TOKYO: South Korea’s benchmark Kospi index rose sharply in early trade Tuesday (Mar 10), rebounding more than 5 per cent after a drop in oil prices.
Japan’s Nikkei also jumped more than 3 per cent, recovering after a sharp drop the previous day, tracking Wall Street movements overnight.
Markets made their remarkable reversals during the last hour of Wall Street’s trading after President Donald Trump told CBS News that he thinks “the war is very complete, pretty much”.
That calmed worries that had built earlier in the morning, when the price for a barrel of Brent crude, the international standard, briefly touched US$119.50, their highest since 2022.
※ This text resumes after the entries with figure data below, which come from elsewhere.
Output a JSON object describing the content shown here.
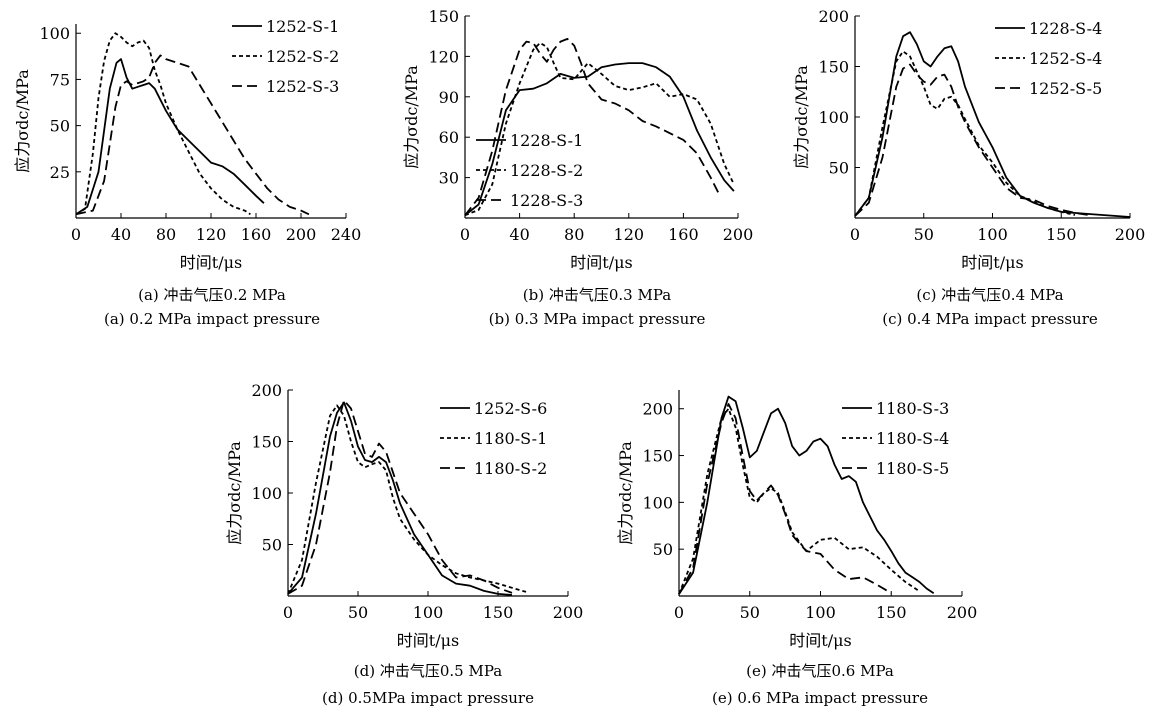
{
  "chart_data": [
    {
      "type": "line",
      "xlabel": "时间t/μs",
      "ylabel": "应力σdc/MPa",
      "xlim": [
        0,
        240
      ],
      "ylim": [
        0,
        105
      ],
      "xticks": [
        0,
        40,
        80,
        120,
        160,
        200,
        240
      ],
      "yticks": [
        25,
        50,
        75,
        100
      ],
      "caption_cn": "(a) 冲击气压0.2 MPa",
      "caption_en": "(a) 0.2 MPa impact pressure",
      "legend_position": "top-right",
      "series": [
        {
          "name": "1252-S-1",
          "style": "solid",
          "x": [
            0,
            10,
            20,
            30,
            36,
            40,
            45,
            50,
            55,
            60,
            65,
            70,
            75,
            80,
            90,
            100,
            110,
            120,
            130,
            140,
            150,
            160,
            167
          ],
          "y": [
            2,
            6,
            25,
            70,
            84,
            86,
            76,
            70,
            71,
            72,
            73,
            70,
            64,
            58,
            48,
            42,
            36,
            30,
            28,
            24,
            18,
            12,
            8
          ]
        },
        {
          "name": "1252-S-2",
          "style": "dotted",
          "x": [
            0,
            8,
            15,
            20,
            25,
            30,
            35,
            40,
            45,
            50,
            55,
            60,
            65,
            70,
            75,
            80,
            90,
            100,
            110,
            120,
            130,
            140,
            150,
            155
          ],
          "y": [
            2,
            5,
            35,
            65,
            85,
            96,
            100,
            98,
            95,
            93,
            95,
            96,
            92,
            80,
            72,
            62,
            48,
            36,
            24,
            16,
            10,
            6,
            4,
            2
          ]
        },
        {
          "name": "1252-S-3",
          "style": "dashed",
          "x": [
            0,
            15,
            25,
            30,
            35,
            40,
            45,
            50,
            55,
            60,
            65,
            70,
            75,
            80,
            90,
            100,
            110,
            120,
            130,
            140,
            150,
            160,
            170,
            180,
            190,
            200,
            207
          ],
          "y": [
            2,
            4,
            20,
            40,
            60,
            72,
            74,
            72,
            73,
            74,
            76,
            84,
            88,
            86,
            84,
            82,
            72,
            62,
            52,
            42,
            32,
            24,
            16,
            10,
            6,
            4,
            2
          ]
        }
      ]
    },
    {
      "type": "line",
      "xlabel": "时间t/μs",
      "ylabel": "应力σdc/MPa",
      "xlim": [
        0,
        200
      ],
      "ylim": [
        0,
        150
      ],
      "xticks": [
        0,
        40,
        80,
        120,
        160,
        200
      ],
      "yticks": [
        30,
        60,
        90,
        120,
        150
      ],
      "caption_cn": "(b) 冲击气压0.3 MPa",
      "caption_en": "(b) 0.3 MPa impact pressure",
      "legend_position": "bottom-left",
      "series": [
        {
          "name": "1228-S-1",
          "style": "solid",
          "x": [
            0,
            10,
            20,
            30,
            40,
            50,
            60,
            70,
            80,
            90,
            100,
            110,
            120,
            130,
            140,
            150,
            160,
            170,
            180,
            190,
            197
          ],
          "y": [
            2,
            10,
            40,
            80,
            95,
            96,
            100,
            107,
            104,
            105,
            112,
            114,
            115,
            115,
            112,
            105,
            90,
            65,
            45,
            28,
            20
          ]
        },
        {
          "name": "1228-S-2",
          "style": "dotted",
          "x": [
            0,
            10,
            20,
            30,
            40,
            50,
            55,
            60,
            65,
            70,
            80,
            90,
            100,
            110,
            120,
            130,
            140,
            150,
            160,
            170,
            180,
            190,
            197
          ],
          "y": [
            2,
            6,
            25,
            70,
            100,
            125,
            130,
            127,
            115,
            104,
            103,
            115,
            107,
            98,
            95,
            97,
            100,
            90,
            92,
            88,
            70,
            40,
            25
          ]
        },
        {
          "name": "1228-S-3",
          "style": "dashed",
          "x": [
            0,
            10,
            20,
            30,
            40,
            45,
            50,
            55,
            60,
            65,
            70,
            75,
            80,
            85,
            90,
            100,
            110,
            120,
            130,
            140,
            150,
            160,
            170,
            180,
            186
          ],
          "y": [
            2,
            15,
            50,
            95,
            125,
            131,
            130,
            122,
            116,
            125,
            131,
            133,
            128,
            115,
            100,
            88,
            85,
            80,
            72,
            68,
            63,
            58,
            48,
            30,
            18
          ]
        }
      ]
    },
    {
      "type": "line",
      "xlabel": "时间t/μs",
      "ylabel": "应力σdc/MPa",
      "xlim": [
        0,
        200
      ],
      "ylim": [
        0,
        200
      ],
      "xticks": [
        0,
        50,
        100,
        150,
        200
      ],
      "yticks": [
        50,
        100,
        150,
        200
      ],
      "caption_cn": "(c) 冲击气压0.4 MPa",
      "caption_en": "(c) 0.4 MPa impact pressure",
      "legend_position": "top-right",
      "series": [
        {
          "name": "1228-S-4",
          "style": "solid",
          "x": [
            0,
            10,
            20,
            30,
            35,
            40,
            45,
            50,
            55,
            60,
            65,
            70,
            75,
            80,
            90,
            100,
            110,
            120,
            130,
            140,
            150,
            170,
            190,
            200
          ],
          "y": [
            2,
            20,
            80,
            160,
            180,
            184,
            172,
            155,
            150,
            160,
            168,
            170,
            155,
            130,
            95,
            70,
            40,
            22,
            15,
            10,
            6,
            4,
            2,
            1
          ]
        },
        {
          "name": "1252-S-4",
          "style": "dotted",
          "x": [
            0,
            10,
            20,
            30,
            35,
            40,
            45,
            50,
            55,
            60,
            65,
            70,
            75,
            80,
            90,
            100,
            110,
            120,
            130,
            140,
            150,
            160
          ],
          "y": [
            2,
            20,
            90,
            155,
            165,
            160,
            145,
            130,
            112,
            108,
            118,
            120,
            112,
            98,
            72,
            55,
            35,
            22,
            16,
            10,
            6,
            3
          ]
        },
        {
          "name": "1252-S-5",
          "style": "dashed",
          "x": [
            0,
            10,
            20,
            30,
            35,
            40,
            45,
            50,
            55,
            60,
            65,
            70,
            75,
            80,
            90,
            100,
            110,
            120,
            130,
            140,
            150,
            160,
            170
          ],
          "y": [
            2,
            15,
            60,
            130,
            148,
            152,
            142,
            135,
            132,
            140,
            142,
            130,
            110,
            95,
            70,
            50,
            30,
            20,
            18,
            12,
            8,
            5,
            3
          ]
        }
      ]
    },
    {
      "type": "line",
      "xlabel": "时间t/μs",
      "ylabel": "应力σdc/MPa",
      "xlim": [
        0,
        200
      ],
      "ylim": [
        0,
        200
      ],
      "xticks": [
        0,
        50,
        100,
        150,
        200
      ],
      "yticks": [
        50,
        100,
        150,
        200
      ],
      "caption_cn": "(d) 冲击气压0.5 MPa",
      "caption_en": "(d) 0.5MPa impact pressure",
      "legend_position": "top-right",
      "series": [
        {
          "name": "1252-S-6",
          "style": "solid",
          "x": [
            0,
            10,
            20,
            30,
            35,
            40,
            45,
            50,
            55,
            60,
            65,
            70,
            75,
            80,
            90,
            100,
            110,
            120,
            130,
            140,
            150,
            160
          ],
          "y": [
            2,
            18,
            80,
            155,
            178,
            188,
            170,
            145,
            132,
            130,
            135,
            130,
            112,
            90,
            60,
            40,
            20,
            12,
            10,
            5,
            2,
            1
          ]
        },
        {
          "name": "1180-S-1",
          "style": "dotted",
          "x": [
            0,
            10,
            20,
            30,
            35,
            40,
            45,
            50,
            55,
            60,
            65,
            70,
            75,
            80,
            90,
            100,
            110,
            120,
            130,
            140,
            150,
            160,
            170
          ],
          "y": [
            2,
            35,
            110,
            175,
            185,
            175,
            150,
            130,
            125,
            128,
            130,
            122,
            95,
            75,
            55,
            40,
            30,
            22,
            18,
            15,
            12,
            8,
            4
          ]
        },
        {
          "name": "1180-S-2",
          "style": "dashed",
          "x": [
            0,
            10,
            20,
            30,
            35,
            40,
            45,
            50,
            55,
            60,
            65,
            70,
            75,
            80,
            90,
            100,
            110,
            120,
            130,
            140,
            150,
            160
          ],
          "y": [
            2,
            10,
            50,
            120,
            165,
            190,
            182,
            160,
            138,
            135,
            148,
            140,
            120,
            100,
            80,
            60,
            35,
            18,
            20,
            15,
            8,
            3
          ]
        }
      ]
    },
    {
      "type": "line",
      "xlabel": "时间t/μs",
      "ylabel": "应力σdc/MPa",
      "xlim": [
        0,
        200
      ],
      "ylim": [
        0,
        220
      ],
      "xticks": [
        0,
        50,
        100,
        150,
        200
      ],
      "yticks": [
        50,
        100,
        150,
        200
      ],
      "caption_cn": "(e) 冲击气压0.6 MPa",
      "caption_en": "(e) 0.6 MPa impact pressure",
      "legend_position": "top-right",
      "series": [
        {
          "name": "1180-S-3",
          "style": "solid",
          "x": [
            0,
            10,
            20,
            30,
            35,
            40,
            45,
            50,
            55,
            60,
            65,
            70,
            75,
            80,
            85,
            90,
            95,
            100,
            105,
            110,
            115,
            120,
            125,
            130,
            135,
            140,
            145,
            150,
            155,
            160,
            165,
            170,
            175,
            180
          ],
          "y": [
            2,
            25,
            100,
            190,
            213,
            208,
            180,
            148,
            155,
            175,
            195,
            200,
            185,
            160,
            150,
            155,
            165,
            168,
            160,
            140,
            125,
            128,
            122,
            100,
            85,
            70,
            60,
            48,
            35,
            25,
            20,
            15,
            8,
            3
          ]
        },
        {
          "name": "1180-S-4",
          "style": "dotted",
          "x": [
            0,
            10,
            20,
            30,
            35,
            40,
            45,
            50,
            55,
            60,
            65,
            70,
            75,
            80,
            90,
            100,
            110,
            120,
            130,
            140,
            150,
            160,
            170
          ],
          "y": [
            2,
            40,
            130,
            190,
            200,
            180,
            140,
            105,
            100,
            110,
            115,
            110,
            90,
            68,
            48,
            60,
            62,
            50,
            52,
            42,
            28,
            15,
            5
          ]
        },
        {
          "name": "1180-S-5",
          "style": "dashed",
          "x": [
            0,
            10,
            20,
            30,
            35,
            40,
            45,
            50,
            55,
            60,
            65,
            70,
            75,
            80,
            90,
            100,
            110,
            120,
            130,
            140,
            150
          ],
          "y": [
            2,
            30,
            120,
            185,
            205,
            190,
            150,
            112,
            102,
            110,
            118,
            108,
            88,
            65,
            48,
            45,
            28,
            18,
            20,
            12,
            3
          ]
        }
      ]
    }
  ]
}
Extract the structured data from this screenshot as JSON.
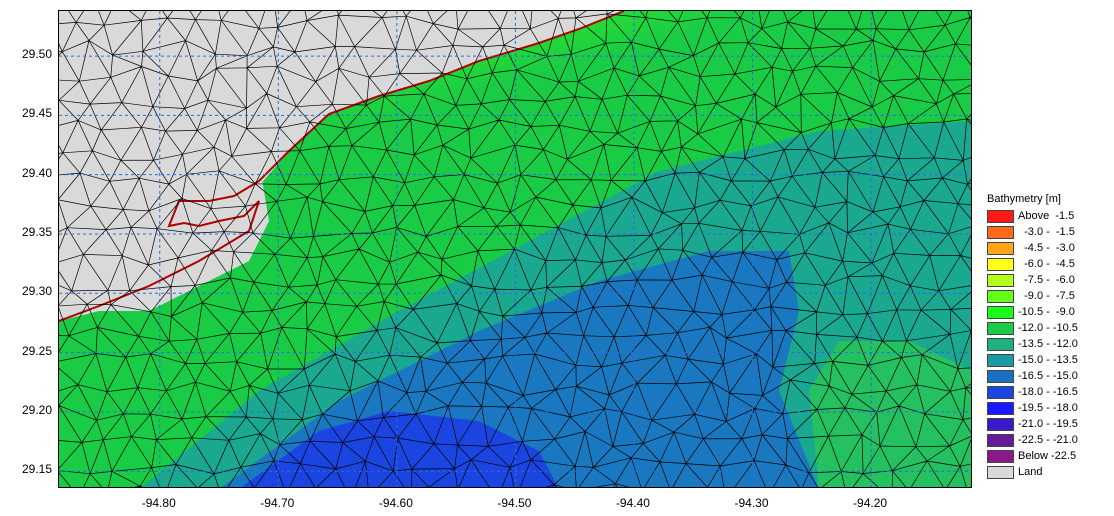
{
  "map": {
    "y_ticks": [
      "29.50",
      "29.45",
      "29.40",
      "29.35",
      "29.30",
      "29.25",
      "29.20",
      "29.15"
    ],
    "x_ticks": [
      "-94.80",
      "-94.70",
      "-94.60",
      "-94.50",
      "-94.40",
      "-94.30",
      "-94.20"
    ],
    "x_range": [
      -94.885,
      -94.114
    ],
    "y_range": [
      29.135,
      29.538
    ],
    "grid": "dashed blue",
    "land_color": "#d9d9d9",
    "mesh_color": "#000000"
  },
  "legend": {
    "title": "Bathymetry [m]",
    "items": [
      {
        "label": "Above  -1.5",
        "color": "#ff1a1a"
      },
      {
        "label": "  -3.0 -  -1.5",
        "color": "#ff6a1a"
      },
      {
        "label": "  -4.5 -  -3.0",
        "color": "#ffa51a"
      },
      {
        "label": "  -6.0 -  -4.5",
        "color": "#ffff1a"
      },
      {
        "label": "  -7.5 -  -6.0",
        "color": "#b5ff1a"
      },
      {
        "label": "  -9.0 -  -7.5",
        "color": "#66ff1a"
      },
      {
        "label": "-10.5 -  -9.0",
        "color": "#1aff1a"
      },
      {
        "label": "-12.0 - -10.5",
        "color": "#1acc45"
      },
      {
        "label": "-13.5 - -12.0",
        "color": "#20b080"
      },
      {
        "label": "-15.0 - -13.5",
        "color": "#1a9aa5"
      },
      {
        "label": "-16.5 - -15.0",
        "color": "#1a70c0"
      },
      {
        "label": "-18.0 - -16.5",
        "color": "#1a45e0"
      },
      {
        "label": "-19.5 - -18.0",
        "color": "#1a1aff"
      },
      {
        "label": "-21.0 - -19.5",
        "color": "#3a1ac8"
      },
      {
        "label": "-22.5 - -21.0",
        "color": "#651a9a"
      },
      {
        "label": "Below -22.5",
        "color": "#8a1a8a"
      },
      {
        "label": "Land",
        "color": "#d9d9d9"
      }
    ]
  }
}
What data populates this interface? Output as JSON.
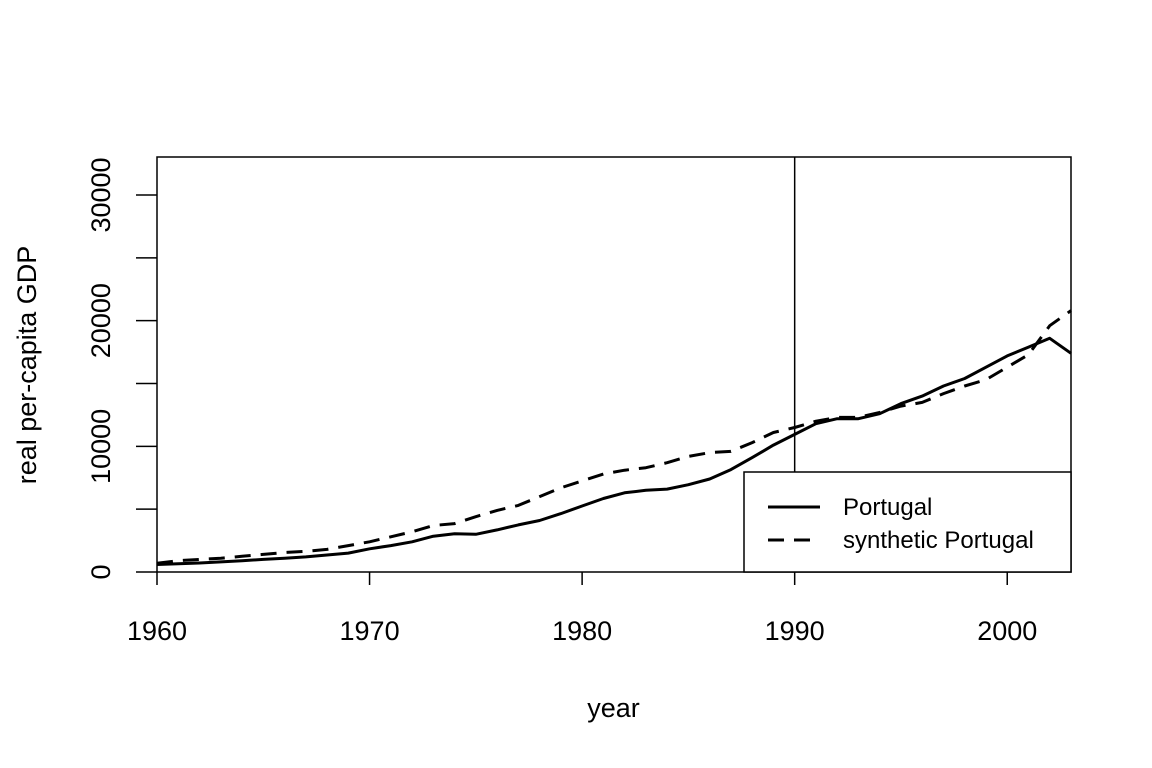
{
  "chart_data": {
    "type": "line",
    "title": "",
    "xlabel": "year",
    "ylabel": "real per-capita GDP",
    "xlim": [
      1960,
      2003
    ],
    "ylim": [
      0,
      33000
    ],
    "x_ticks": [
      1960,
      1970,
      1980,
      1990,
      2000
    ],
    "x_tick_labels": [
      "1960",
      "1970",
      "1980",
      "1990",
      "2000"
    ],
    "y_ticks": [
      0,
      5000,
      10000,
      15000,
      20000,
      25000,
      30000
    ],
    "y_tick_labels": [
      "0",
      "",
      "10000",
      "",
      "20000",
      "",
      "30000"
    ],
    "vline_x": 1990,
    "grid": false,
    "legend_position": "bottom-right",
    "x": [
      1960,
      1961,
      1962,
      1963,
      1964,
      1965,
      1966,
      1967,
      1968,
      1969,
      1970,
      1971,
      1972,
      1973,
      1974,
      1975,
      1976,
      1977,
      1978,
      1979,
      1980,
      1981,
      1982,
      1983,
      1984,
      1985,
      1986,
      1987,
      1988,
      1989,
      1990,
      1991,
      1992,
      1993,
      1994,
      1995,
      1996,
      1997,
      1998,
      1999,
      2000,
      2001,
      2002,
      2003
    ],
    "series": [
      {
        "name": "Portugal",
        "style": "solid",
        "values": [
          600,
          650,
          720,
          800,
          900,
          1000,
          1100,
          1200,
          1350,
          1500,
          1850,
          2100,
          2400,
          2850,
          3050,
          3000,
          3350,
          3750,
          4100,
          4650,
          5250,
          5850,
          6300,
          6500,
          6600,
          6950,
          7400,
          8150,
          9100,
          10100,
          10950,
          11800,
          12200,
          12200,
          12600,
          13400,
          14000,
          14800,
          15400,
          16300,
          17200,
          17900,
          18600,
          17400
        ],
        "color": "#000000"
      },
      {
        "name": "synthetic Portugal",
        "style": "dashed",
        "values": [
          700,
          900,
          1000,
          1100,
          1250,
          1400,
          1550,
          1650,
          1800,
          2100,
          2400,
          2800,
          3200,
          3700,
          3850,
          4400,
          4900,
          5300,
          6000,
          6700,
          7250,
          7800,
          8100,
          8300,
          8700,
          9200,
          9500,
          9600,
          10300,
          11100,
          11500,
          12000,
          12300,
          12300,
          12700,
          13200,
          13500,
          14200,
          14800,
          15300,
          16300,
          17300,
          19600,
          20800
        ],
        "color": "#000000"
      }
    ]
  }
}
Those prices fell to under US$90 late Monday, but that is still much higher than the roughly US$70 a barrel crude was selling for before the US and Israel launched the war against Iran on Feb 28.
Trump told reporters in Florida on Monday that his administration was lifting sanctions on some countries as part of efforts to stabilise the oil market, but declined to provide details.
“So we have sanctions on some countries. We’re going to take those sanctions off until the Strait is up,” he said.
Easing sanctions on Russia would potentially boost world supplies of oil at a time of massive disruptions to Middle East shipments from the expanding Iran conflict. But it could also complicate US efforts to deprive Russia of revenue for its war in Ukraine.